Capacity Estimation
Capacity Estimation
It’s Not a Math Test. It’s the Conversation That Builds Scalable Systems.
~1.2M
Peak Read QPS
Drives the need for aggressive caching and horizontal scaling.
~770 PB
Total Storage
Forces the use of object storage and database sharding.
500:1
Read/Write Ratio
Confirms that optimizing the read-path is the top priority.
The Vocabulary of Scale: Core Metrics
Traffic Metrics
- DAU/MAU: User base size & engagement.
- Stickiness: How often users return.
Load Metrics
- QPS/RPS: Requests per second.
- Peak vs. Average: Design for the highest load.
Performance Metrics
- Latency (P99): User-perceived speed.
- Response Time: Total wait time for a user.
Data Metrics
- Storage: Total data footprint (TB, PB).
- Bandwidth: Data in (Ingress) & out (Egress).
The Engineer’s Toolkit: Latency Matters
Understanding the relative cost of operations is key. A network call is orders of magnitude slower than reading from memory, which is why caching is so powerful.
The 5-Step Estimation Framework
Clarify Karo
Ask about scope, scale, and performance goals.
Problem ko Todo
Break it into smaller parts (QPS, Storage, etc.).
Assumptions Batao
State and justify every assumption you make.
Calculate Karo
Do the back-of-the-envelope math.
Sanity Check
Does the number make sense in the real world?
From Numbers to Architecture: The “So What?” Test
THE ESTIMATE
~1.2 Million Peak Read QPS
THE ARCHITECTURE
Multi-Layer Caching (CDN + Redis) & Horizontal Scaling behind a Load Balancer.
THE ESTIMATE
~770 PB Total Storage
THE ARCHITECTURE
Polyglot Persistence: Object Storage (S3) for files, Sharded NoSQL DB for metadata.
THE ESTIMATE
P99 Latency < 200ms
THE ARCHITECTURE
Asynchronous “Fan-out on Write” pattern using a Message Queue to pre-compute feeds.
The Read vs. Write Story
A 500:1 Read-to-Write Ratio
This single insight is critical. It tells us that the system is overwhelmingly read-heavy. Therefore, our primary engineering effort and budget should be focused on optimizing the read path. Aggressive caching isn’t just a nice-to-have; it’s the only way to build a performant and cost-effective system at this scale.

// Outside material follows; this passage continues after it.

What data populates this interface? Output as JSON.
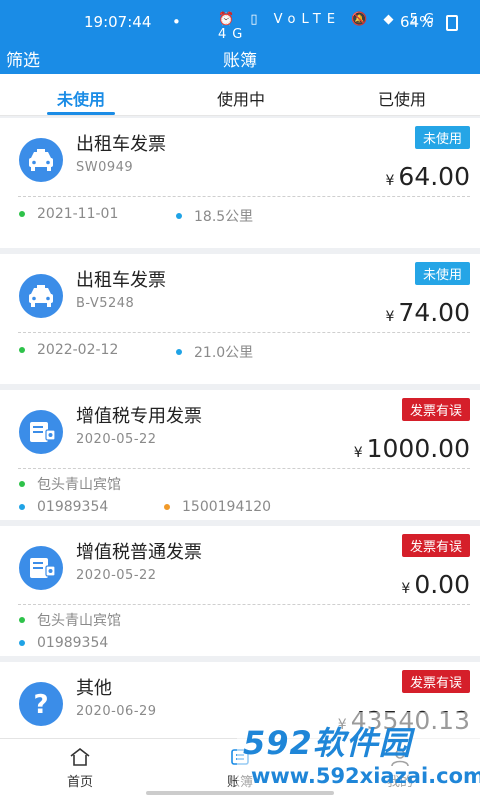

Solving for Latency: The Fan-Out Pattern
When a strict latency SLO (e.g., <200ms) meets high read QPS, generating feeds on-the-fly is too slow. The architecture must shift from a "pull" model to an asynchronous "push" model.
SLOW: Pull-on-Read
1. User requests feed.
2. Server queries DB for all followed users.
3. Server queries DB for recent posts of ALL followed users.
4. Server sorts and merges results.
5. Return feed. ❌ Violates Latency SLO.
FAST: Push-on-Write (Fan-out)
1. User uploads a photo.
2. Upload service publishes event to a Message Queue.
3. Worker services consume event.
4. Workers pre-compute and update the cached feed for each follower.
5. When a user requests feed, it’s a simple, fast lookup from the Cache. ✅ Meets Latency SLO.